An Overview of the ONOS Application Access Control Mechanism

 The ONOS application access control mechanism consists of the following three steps: (1) Bundle-level Role-based Access Control, (2) Application-level Role-based Access control, and (3) API-level Permission-based Access Control.

The overall mechanism of the ONOS Application Access Control is illustrated in Figure 6, and we elaborate on each of the three access control mechanisms.

Figure 6. An overview the mechanism of ONOS Application Access Control


(1) Bundle-level Role-based Access Control

The network operator, who is managing a sensitive or mission-critical network, may want to make sure ONOS applications only access the NB API tier of the ONOS architecture.

We propose that all the bundles have one of two roles:  “apps”, and “non-apps”. As mentioned previously, this role is specified in the policy file.

Based on the role assignment, the role-based access control is applied to each bundle as shown in Figure 6 (1).

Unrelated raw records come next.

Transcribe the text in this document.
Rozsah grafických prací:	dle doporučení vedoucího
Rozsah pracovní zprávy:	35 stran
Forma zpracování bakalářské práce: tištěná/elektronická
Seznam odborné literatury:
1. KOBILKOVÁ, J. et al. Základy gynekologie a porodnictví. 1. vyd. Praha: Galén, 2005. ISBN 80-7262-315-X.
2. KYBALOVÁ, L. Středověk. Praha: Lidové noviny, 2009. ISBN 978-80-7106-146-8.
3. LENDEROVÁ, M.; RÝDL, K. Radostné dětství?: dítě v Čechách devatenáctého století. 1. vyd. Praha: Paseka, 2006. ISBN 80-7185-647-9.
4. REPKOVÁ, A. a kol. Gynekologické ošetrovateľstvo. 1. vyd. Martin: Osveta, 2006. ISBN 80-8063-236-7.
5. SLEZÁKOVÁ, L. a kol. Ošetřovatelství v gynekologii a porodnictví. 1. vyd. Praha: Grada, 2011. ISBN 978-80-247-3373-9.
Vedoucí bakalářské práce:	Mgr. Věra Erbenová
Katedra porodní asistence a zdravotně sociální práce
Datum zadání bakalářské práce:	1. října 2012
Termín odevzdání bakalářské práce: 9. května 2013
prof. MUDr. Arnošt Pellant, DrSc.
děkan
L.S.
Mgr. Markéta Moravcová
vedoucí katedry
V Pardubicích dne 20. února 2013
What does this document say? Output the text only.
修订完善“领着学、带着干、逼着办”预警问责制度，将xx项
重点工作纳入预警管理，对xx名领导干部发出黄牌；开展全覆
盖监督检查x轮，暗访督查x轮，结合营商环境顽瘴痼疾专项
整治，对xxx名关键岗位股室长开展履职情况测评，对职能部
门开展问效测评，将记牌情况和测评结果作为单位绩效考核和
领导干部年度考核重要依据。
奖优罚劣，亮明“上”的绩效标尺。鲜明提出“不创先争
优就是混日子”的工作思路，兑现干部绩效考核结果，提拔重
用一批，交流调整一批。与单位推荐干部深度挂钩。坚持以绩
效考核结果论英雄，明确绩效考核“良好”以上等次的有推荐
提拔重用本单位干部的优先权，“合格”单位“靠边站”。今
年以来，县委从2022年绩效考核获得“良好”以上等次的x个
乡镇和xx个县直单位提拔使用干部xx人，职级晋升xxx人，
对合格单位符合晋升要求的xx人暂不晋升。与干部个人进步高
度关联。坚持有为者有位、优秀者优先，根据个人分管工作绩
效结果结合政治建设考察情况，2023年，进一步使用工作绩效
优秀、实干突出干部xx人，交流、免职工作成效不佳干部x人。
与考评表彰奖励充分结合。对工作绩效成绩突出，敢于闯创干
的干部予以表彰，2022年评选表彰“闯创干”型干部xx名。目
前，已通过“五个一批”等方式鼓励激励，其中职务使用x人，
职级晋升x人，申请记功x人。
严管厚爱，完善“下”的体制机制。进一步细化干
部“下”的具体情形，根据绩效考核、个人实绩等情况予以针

Such coarse-grained access control only allows the bundles with “apps” role to access the NB API bundles and selected utility APIs.

(2) Application-level Role-based Access Control

As aforementioned, there are administrative APIs (or Admin Services) that perform network sensitive operations, in the NB API layer, which a network operator may also want to prevent ONOS applications from accessing.

According to the <role> specified in an application bundle’s policy file, application-level access control is applied. If an ONOS application role is “admin”, it can access both the Admin Services and the regular Services as shown in Figure 6 (2). Conversely, if an ONONS application role is “non-admin”, it can only access the regular services.

The Admin Services and regular Services as of ONOS Avocet (version 1.0.0) are shown in Figure 7.

Figure 7. Admin Services and Regular Services

(3) API-level Permission-based Access Control

In addition to the previous coarse-grained access control, a fine-grained API-level Permission-based Access Control is applied as well. The permissions specified in the policy file are utilized here.

To implement this API-level access control, the permission model for ONOS must be defined in the application bundle’s policy file. Specifically, each of the permissions should logically represent each network operation, and it should be mapped to a set of APIs as illustrated in Figure 6 (3). For example, as shown in Figure 5, the permission to allow the intent submissions can be expressed as “onos.permission.INTENT_WRITE”.